Since the late 1970s, Nova Scotia’s elites have successfully managed to claw back the labour rights that were won by workers in the postwar decades. The current Liberal government has accelerated the capitalist counterattack. Judy and Larry Haiven argue that the Liberals are targeting skilled public sector workers precisely because they form the last stronghold in a market of declining wages.[2] While nurses were 2014’s public enemy number one, university workers are the target of the latest round of attacks.

The Liberal government thinks it’s a win-win to flout the law. The government believes it can wrap-up its assault on university workers long before the Act is overturned by a court. The Liberals may even be taunting workers with such dubious legislation in the hopes that unions exhaust their resources and energy in a protracted legal battle. The Province can flout the law and get away with it because the legal system tempts workers to play a rigged-game.

Rights and Power

Rights are an abstract concept. People speak of rights both as an expression of what is just or fair, and in the sense of an enforceable legal right that is recognized by the state. Workers’ legally recognized rights are a reflection of their power. It was only due to the strength of workers’ struggles in the nineteenth and twentieth centuries that the state grudgingly recognized workers’ legal rights to unionize and strike. Compulsory collective bargaining legislation only became appealing to the federal government after a wave of wildcat strikes during the Second World War. Workers’ refusal to obey anti-strike legislation made the federal government fear another post-war general strike, like that which occurred in Winnipeg in 1919. As such, the framework for modern Canadian labour law is a direct product of workers’ struggles outside the legal system.[3]

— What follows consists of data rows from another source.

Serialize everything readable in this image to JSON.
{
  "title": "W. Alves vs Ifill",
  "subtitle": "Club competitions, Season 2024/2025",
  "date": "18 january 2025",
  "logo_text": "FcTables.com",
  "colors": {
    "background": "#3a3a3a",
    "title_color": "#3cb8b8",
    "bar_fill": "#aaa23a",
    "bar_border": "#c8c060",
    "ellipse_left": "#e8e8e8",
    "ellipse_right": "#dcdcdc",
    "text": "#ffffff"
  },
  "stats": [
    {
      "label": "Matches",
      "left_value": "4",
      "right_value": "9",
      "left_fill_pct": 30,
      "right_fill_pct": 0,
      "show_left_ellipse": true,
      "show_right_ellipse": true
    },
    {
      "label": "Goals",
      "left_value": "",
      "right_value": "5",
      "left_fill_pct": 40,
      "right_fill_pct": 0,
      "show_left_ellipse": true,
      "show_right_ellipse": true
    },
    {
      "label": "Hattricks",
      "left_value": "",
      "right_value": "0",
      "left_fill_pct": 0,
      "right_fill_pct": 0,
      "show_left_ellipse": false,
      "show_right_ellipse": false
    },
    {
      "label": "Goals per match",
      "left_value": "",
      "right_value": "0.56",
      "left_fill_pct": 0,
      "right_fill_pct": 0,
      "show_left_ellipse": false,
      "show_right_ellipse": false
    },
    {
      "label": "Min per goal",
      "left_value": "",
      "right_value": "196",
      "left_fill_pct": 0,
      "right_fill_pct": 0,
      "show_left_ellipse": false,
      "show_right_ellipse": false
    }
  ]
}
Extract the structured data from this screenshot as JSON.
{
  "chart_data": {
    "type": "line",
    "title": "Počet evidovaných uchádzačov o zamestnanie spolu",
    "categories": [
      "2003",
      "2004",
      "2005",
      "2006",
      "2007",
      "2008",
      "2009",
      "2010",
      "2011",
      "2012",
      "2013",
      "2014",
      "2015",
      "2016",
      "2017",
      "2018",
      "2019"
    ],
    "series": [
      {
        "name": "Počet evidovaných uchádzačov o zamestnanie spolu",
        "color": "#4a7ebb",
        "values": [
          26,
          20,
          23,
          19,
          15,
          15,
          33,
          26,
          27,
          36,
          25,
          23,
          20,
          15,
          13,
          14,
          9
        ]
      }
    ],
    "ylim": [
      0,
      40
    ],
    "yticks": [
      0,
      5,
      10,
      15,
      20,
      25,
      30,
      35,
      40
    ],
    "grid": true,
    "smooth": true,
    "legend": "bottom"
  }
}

Moreover, while workers’ rights may exist on paper, they only matter when workers have the power to enforce them. It will always be in the interest of capitalist states to legislate workers into submission. It is up to workers to make it politically foolish to do so. Ultimately, workers’ rights are not granted by the Supreme Court of Canada. They derive from our collective power. They are a reflection of our ability to struggle and strike in solidarity with one another.

Footnotes

[1] Judy and Larry Haiven, “Changing the Face of Labour Law in Nova Scotia,” The Canadian Centre for Policy Alternatives, July 2015.

[2] Judy and Larry Haiven, “Changing the Face of Labour Law in Nova Scotia,” The Canadian Centre for Policy Alternatives, July 2015.

[3] For further reading on this topic, see Judy Fudge and Eric Tucker, Labour Before the Law: The Regulation of Workers’ Collective Action in Canada, 1900-1948 (Toronto: Oxford University Press, 2001).